Слушали Долдона со вниманием.
– Гребаный бедолага, хер мне в дышло, вам не узнать, черт, долго ли его там черти носили. Его всего лихоманка крутила, как червивый лист в ветреный день. Я думал, он загнулся. До того, мать его, жутко выглядел. Потом разглядел, что дышит. Я и подумал: я ж просто хочу убрать его от япошек с глаз долой, ведь даже если ты дохляк, для япошки-то ты все равно сачкуешь, если нет тебя в чертовых списках больных. Я поднял его, этот обосранный скелет, он за меня держится, я за него, наполовину ковыляем, наполовину я Смугляка тащу, будто старую грязную обтурханную метлу, к тому бамбуковому душу. Набрал воды, тряпок достал, вымыл-очистил его снизу доверху, лицо ему вымыл, жопу его сраную вычистил.

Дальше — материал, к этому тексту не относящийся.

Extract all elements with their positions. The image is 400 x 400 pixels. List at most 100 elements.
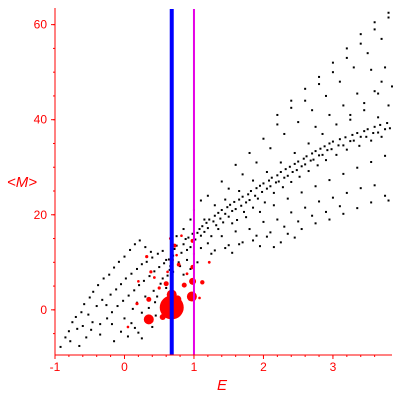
black-point <box>151 325 154 328</box>
red-point <box>143 314 154 325</box>
black-point <box>342 212 345 215</box>
black-point <box>286 232 289 235</box>
black-point <box>233 200 236 203</box>
black-point <box>370 201 373 204</box>
black-point <box>245 201 248 204</box>
black-point <box>288 165 291 168</box>
black-point <box>298 175 301 178</box>
black-point <box>101 298 104 301</box>
black-point <box>179 265 182 268</box>
black-point <box>166 274 169 277</box>
black-point <box>363 130 366 133</box>
black-point <box>384 66 387 69</box>
black-point <box>140 263 143 266</box>
black-point <box>182 243 185 246</box>
black-point <box>120 283 123 286</box>
black-point <box>345 148 348 151</box>
ticks-group: -1 0 1 2 3 0 20 40 60 <box>34 18 376 374</box>
black-point <box>198 228 201 231</box>
red-point <box>180 234 183 237</box>
black-point <box>377 131 380 134</box>
black-point <box>377 116 380 119</box>
black-point <box>115 288 118 291</box>
black-point <box>356 207 359 210</box>
black-point <box>300 165 303 168</box>
black-point <box>116 305 119 308</box>
black-point <box>262 220 265 223</box>
black-point <box>311 152 314 155</box>
black-point <box>241 173 244 176</box>
black-point <box>133 243 136 246</box>
black-point <box>269 147 272 150</box>
black-point <box>238 198 241 201</box>
black-point <box>276 218 279 221</box>
black-point <box>328 113 331 116</box>
black-point <box>366 128 369 131</box>
black-point <box>300 228 303 231</box>
black-point <box>384 154 387 157</box>
black-point <box>109 293 112 296</box>
black-point <box>226 206 229 209</box>
black-point <box>210 252 213 255</box>
black-point <box>168 268 171 271</box>
black-point <box>356 92 359 95</box>
black-point <box>199 199 202 202</box>
black-point <box>234 163 237 166</box>
black-point <box>217 211 220 214</box>
black-point <box>159 282 162 285</box>
black-point <box>359 135 362 138</box>
black-point <box>304 99 307 102</box>
black-point <box>138 284 141 287</box>
vertical-lines-group <box>169 9 195 355</box>
black-point <box>356 166 359 169</box>
black-point <box>182 228 185 231</box>
black-point <box>91 321 94 324</box>
black-point <box>328 179 331 182</box>
red-point <box>186 291 197 302</box>
black-point <box>318 83 321 86</box>
black-point <box>380 37 383 40</box>
black-point <box>284 168 287 171</box>
black-point <box>151 256 154 259</box>
black-point <box>74 315 77 318</box>
black-point <box>231 222 234 225</box>
red-point <box>200 280 205 285</box>
black-point <box>270 176 273 179</box>
black-point <box>248 151 251 154</box>
black-point <box>297 121 300 124</box>
black-point <box>377 92 380 95</box>
black-point <box>290 99 293 102</box>
black-point <box>324 94 327 97</box>
black-point <box>363 109 366 112</box>
black-point <box>95 305 98 308</box>
red-point <box>181 282 187 288</box>
black-point <box>297 160 300 163</box>
black-point <box>380 135 383 138</box>
black-point <box>133 289 136 292</box>
black-point <box>314 150 317 153</box>
black-point <box>252 206 255 209</box>
black-point <box>293 162 296 165</box>
black-point <box>152 289 155 292</box>
black-point <box>242 210 245 213</box>
red-point <box>149 270 153 274</box>
black-point <box>64 336 67 339</box>
black-point <box>286 174 289 177</box>
black-point <box>120 330 123 333</box>
black-point <box>331 140 334 143</box>
black-point <box>324 159 327 162</box>
black-point <box>186 258 189 261</box>
black-point <box>316 164 319 167</box>
black-point <box>129 248 132 251</box>
black-point <box>331 61 334 64</box>
black-point <box>319 147 322 150</box>
black-point <box>363 102 366 105</box>
black-point <box>337 144 340 147</box>
black-point <box>206 194 209 197</box>
black-point <box>67 330 70 333</box>
black-point <box>252 179 255 182</box>
black-point <box>175 244 178 247</box>
black-point <box>323 145 326 148</box>
black-point <box>352 139 355 142</box>
black-point <box>189 267 192 270</box>
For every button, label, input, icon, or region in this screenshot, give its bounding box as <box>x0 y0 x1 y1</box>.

Слушатели будто видели, как Долдон держит Смугляка, стоя под бамбуковым душем. Они-то знали, до чего это жуткая картина: два голых мужика, словно два дерева, привалились друг на друга. Когда Долдон говорил: «Чистыми быть здорово, кочерыжки», – они будто видели тот поток воды, что падал из бамбуковых труб, которые они же сами и проложили от ручья. Будто видели, как гнется и качается во все стороны Смугляк в объятиях Долдона. Будто видели, как древесными корнями стекает вода из впадин плеч Смугляка по его цыплячьей, с выпирающими ребрами груди, когда Долдон говорил: «Смой с себя эту гребаную вонь и из себя ее выкинь». И слушавшие задумывались, есть ли в ком-то из них хотя бы половина порядочности этого Долдона, матерщинника и полубезумца.
Долдон рассказал, как Смугляк только-только малость в себя пришел, когда появился второй после Матерого командир, Глазастик Тейлор, отличавшийся гангстерским ухарством и тем, что не было в нем ровно ничего от человека сурового, и Смугляк рассказал ему, как японский офицер хотел отрубить ему голову, но не стал, как Варан отослал его обратно в лагерь.
«Япошек никак не обвинишь в последовательности», – говорит Глазастик Тейлор, качая своей гангстерской головой и, протянув свои гангстерские руки, начинает его ощупывать. «К тому времени Смугляк уже лыка не вязал, – продолжал Долдон, – все бормотал про то, как до войны водил свою мадам в рыбный магазин «Никитарис» в Северном Хобарте кормить ее рыбой с картошкой. И все талдычит, как не может перестать думать про рыбу, что когда-то плавала себе кругами в большом баке в витрине того магазина. Плоскоголов, там, кефаль, лосось-черноспинок. «Ничего особенного», – бурчит Смугляк, пока Глазастик мнет его, веки ему поднимает, грудь выстукивает – вся эта докторская бузня.
«Просто рыба?» – спрашивает Глазастик.
«Ага, – говорит Смугляк, – просто рыба. Чертовы бедняги, загнанные в тот стеклянный ящик, глазами хлопают».
«Покажи язык, Смугляк», – говорит Глазастик.